John FitzGerald: What is actually behind Ireland's economic growth?

There is still work to be done in separating out multinationals from the rest of the economy

Facebook in Dublin. Most of the foreign multinationals in Ireland today are primarily here because of the availability of the skilled labour they need. Photograph: Cyril Byrne

Facebook in Dublin. Most of the foreign multinationals in Ireland today are primarily here because of the availability of the skilled labour they need. Photograph: Cyril Byrne

 

Problems with the data on Irish economic performance and growth, distorted as they are by foreign multinational activity, has been a reoccurring theme of this column. However, some progress is being made, and last week the Central Statistics Office (CSO) published important data that help improve our understanding.

New data on employment in the multinational sector and the rest of the economy provide an essential ingredient to disentangle real economic activity from essentially paper transactions.

When the new CSO data on multinational earnings are combined with the Revenue Commissioners’ data on taxes, they allow us to gauge the contribution of multinationals to the economic recovery. The direct value to Ireland of those companies located here is the sum of their wage bill and the corporation tax they pay out of their profits. The profits after tax flow back out of the country and are not part of the income of those living in Ireland.

Today, multinationals account for one in seven jobs. From 2012 to 2017, employment in this sector grew by 1.4 per cent while jobs growth in the rest of the economy was a lot higher, at 3.7 per cent. However, this was largely partly counterbalanced by higher earnings growth for those employed in multinationals. These are typically higher skilled and higher paid than those employed in domestic firms, and their incomes rose a lot more rapidly over this period. The outcome was that the wage bill in multinationals grew by 4.2 per cent a year, compared to the average for other sectors of 4.7 per cent.

Combining the wages bill and the taxes paid by multinationals shows that these firms contributed about 12 per cent of Net National Income. Over the five-year period 2012 to 2017, their contribution grew slightly more slowly than that of the rest of the economy.

Corporation tax

Multinationals are an important part of the Irish economy. But Ireland’s economic success is more than the simple story of reliance on foreign investment attracted to Ireland by the low corporation tax rate. That view had some validity over the period 1970 to 2000. However, most of the foreign multinationals operating in Ireland today are primarily here because of the availability of the skilled labour they need, not because of the attractions of the low rate of corporation tax. In the case of US firms in the IT sector, they can move their profits around so that they can, theoretically, choose one country to employ people and another to locate their profits and pay tax. Thus if there was a change in world tax rules they might move their profits and taxes, but employment would still remain in Ireland.

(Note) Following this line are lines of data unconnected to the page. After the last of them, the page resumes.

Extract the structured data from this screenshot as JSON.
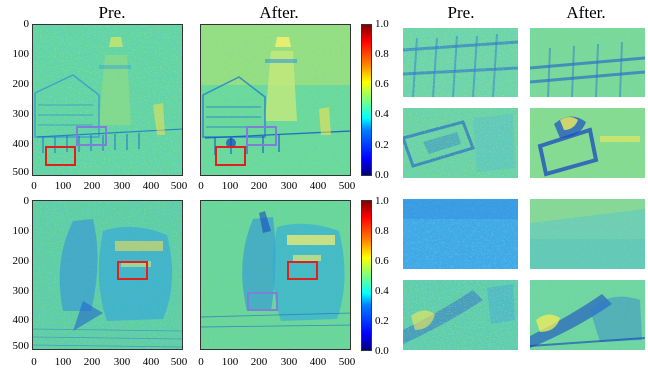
{
  "titles": {
    "left_pre": "Pre.",
    "left_after": "After.",
    "right_pre": "Pre.",
    "right_after": "After."
  },
  "axis_ticks": {
    "y": [
      "0",
      "100",
      "200",
      "300",
      "400",
      "500"
    ],
    "x": [
      "0",
      "100",
      "200",
      "300",
      "400",
      "500"
    ],
    "colorbar": [
      "1.0",
      "0.8",
      "0.6",
      "0.4",
      "0.2",
      "0.0"
    ]
  },
  "colors": {
    "red_box": "#e0201c",
    "purple_box": "#7f7fd8",
    "base_field": "#5fd79a"
  },
  "colorbar_range": [
    0.0,
    1.0
  ]
}
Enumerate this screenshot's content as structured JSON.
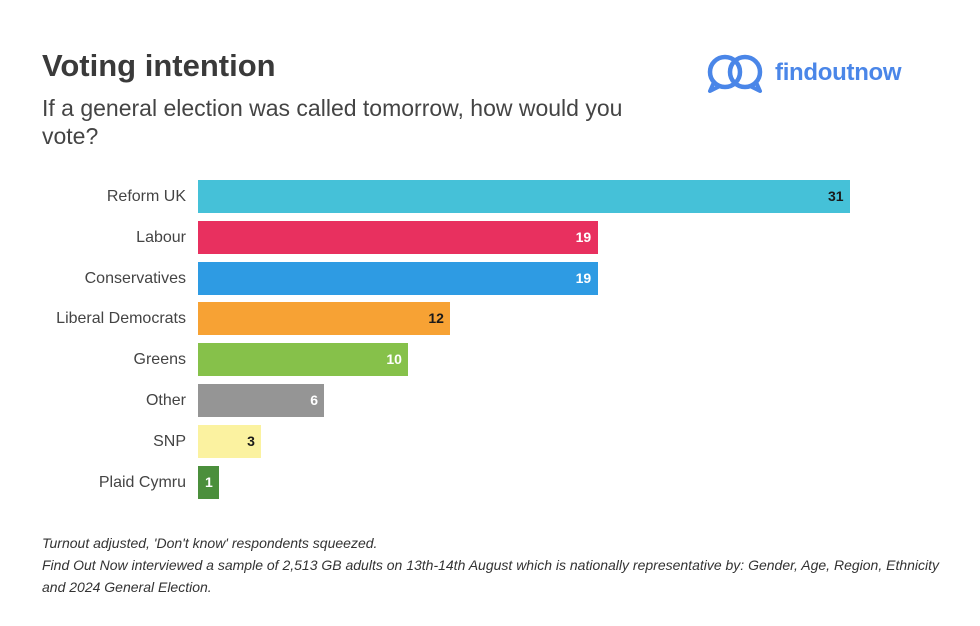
{
  "header": {
    "title": "Voting intention",
    "subtitle": "If a general election was called tomorrow, how would you vote?"
  },
  "logo": {
    "text": "findoutnow",
    "icon": "overlapping-speech-bubbles-icon",
    "color": "#4a86e8"
  },
  "chart_data": {
    "type": "bar",
    "orientation": "horizontal",
    "title": "Voting intention",
    "subtitle": "If a general election was called tomorrow, how would you vote?",
    "xlabel": "",
    "ylabel": "",
    "xlim": [
      0,
      31
    ],
    "categories": [
      "Reform UK",
      "Labour",
      "Conservatives",
      "Liberal Democrats",
      "Greens",
      "Other",
      "SNP",
      "Plaid Cymru"
    ],
    "values": [
      31,
      19,
      19,
      12,
      10,
      6,
      3,
      1
    ],
    "colors": [
      "#45c1d8",
      "#e8305f",
      "#2e9be3",
      "#f7a234",
      "#86c14a",
      "#959595",
      "#fbf2a0",
      "#4b8f3c"
    ],
    "label_colors": [
      "#1a1a1a",
      "#ffffff",
      "#ffffff",
      "#1a1a1a",
      "#ffffff",
      "#ffffff",
      "#1a1a1a",
      "#ffffff"
    ]
  },
  "footnote": {
    "line1": "Turnout adjusted, 'Don't know' respondents squeezed.",
    "line2": "Find Out Now interviewed a sample of 2,513 GB adults on 13th-14th August which is nationally representative by: Gender, Age, Region, Ethnicity and 2024 General Election."
  }
}
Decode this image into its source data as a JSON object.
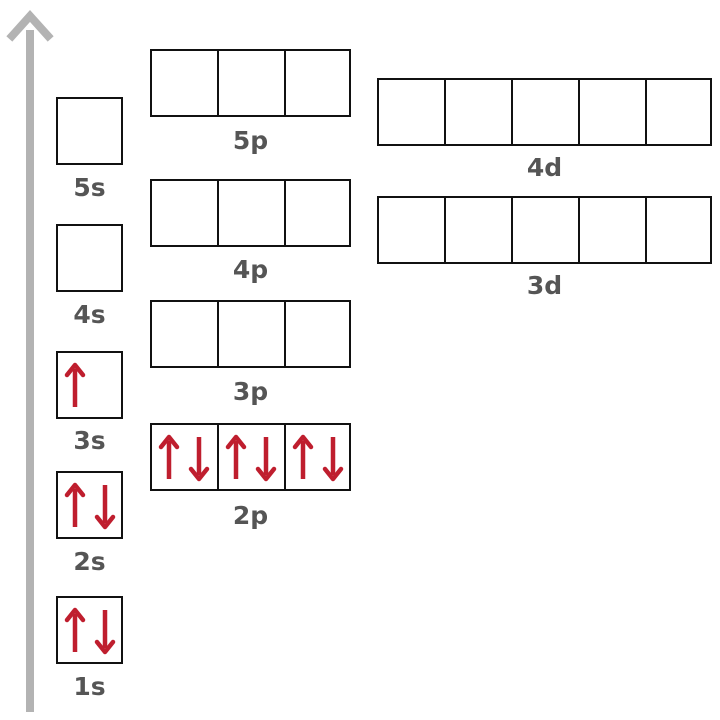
{
  "colors": {
    "arrow": "#bf1e2e",
    "axis": "#b3b3b3",
    "box": "#111111",
    "label": "#555555"
  },
  "axis": {
    "icon": "energy-arrow-up"
  },
  "orbitals": [
    {
      "id": "1s",
      "label": "1s",
      "electrons": [
        [
          "up",
          "down"
        ]
      ]
    },
    {
      "id": "2s",
      "label": "2s",
      "electrons": [
        [
          "up",
          "down"
        ]
      ]
    },
    {
      "id": "3s",
      "label": "3s",
      "electrons": [
        [
          "up"
        ]
      ]
    },
    {
      "id": "4s",
      "label": "4s",
      "electrons": [
        []
      ]
    },
    {
      "id": "5s",
      "label": "5s",
      "electrons": [
        []
      ]
    },
    {
      "id": "2p",
      "label": "2p",
      "electrons": [
        [
          "up",
          "down"
        ],
        [
          "up",
          "down"
        ],
        [
          "up",
          "down"
        ]
      ]
    },
    {
      "id": "3p",
      "label": "3p",
      "electrons": [
        [],
        [],
        []
      ]
    },
    {
      "id": "4p",
      "label": "4p",
      "electrons": [
        [],
        [],
        []
      ]
    },
    {
      "id": "5p",
      "label": "5p",
      "electrons": [
        [],
        [],
        []
      ]
    },
    {
      "id": "3d",
      "label": "3d",
      "electrons": [
        [],
        [],
        [],
        [],
        []
      ]
    },
    {
      "id": "4d",
      "label": "4d",
      "electrons": [
        [],
        [],
        [],
        [],
        []
      ]
    }
  ]
}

Furthermore, as the CSO data shows, Irish business has played a bigger role in driving growth in recent years than the foreign-owned sector. These data suggest that the Irish economy has matured, relying more on its own sources of growth and innovation than on a continuing injection of initiative form outside.

Real economic growth

A second set of recently-published CSO data tries to examine real economic growth using a modified version of national income, known as GNI* (GNIstar) designed to purge many of the elements related to multinational activity that distort Ireland’s GDP statistics. However, the new “constant prices” GNI* data published by the CSO show the limits of the new measure in tracking year on year change.

Using the new indicator suggests an average growth rate of 5.5 per cent a year over the period 2012-2017. This seems sensible and consistent with a wide range of other data, such as employment growth. However, the figures for growth in individual years look distinctly odd. While the GNI*indicator shows growth in 2014 and 2016 averaging an incredible 10 per cent, for 2015, the year when “leprechaun economics” produced a 25 per cent spurt in our measured GDP, GNI* shows Ireland’s output actually falling by a small amount. Judging by movements in incomes and employment in that year, the truth lies somewhere between these extremes.

Scepticism

While economists were hopeful that GNI* would prove a major advance, the CSO’s scepticism that it would solve the measurement problem was clearly warranted. While the modified national income measure at current prices is very useful when considering debt or borrowing ratios, its equivalent at constant prices is not helpful in understanding growth in the economy in an individual year.

There is still further work to be done to develop additional national accounts analysis that can successfully separate out the role of multinationals from the rest of the economy. As the Brexit outlook looks increasingly choppy, understanding what’s happening in the real economy was never more important.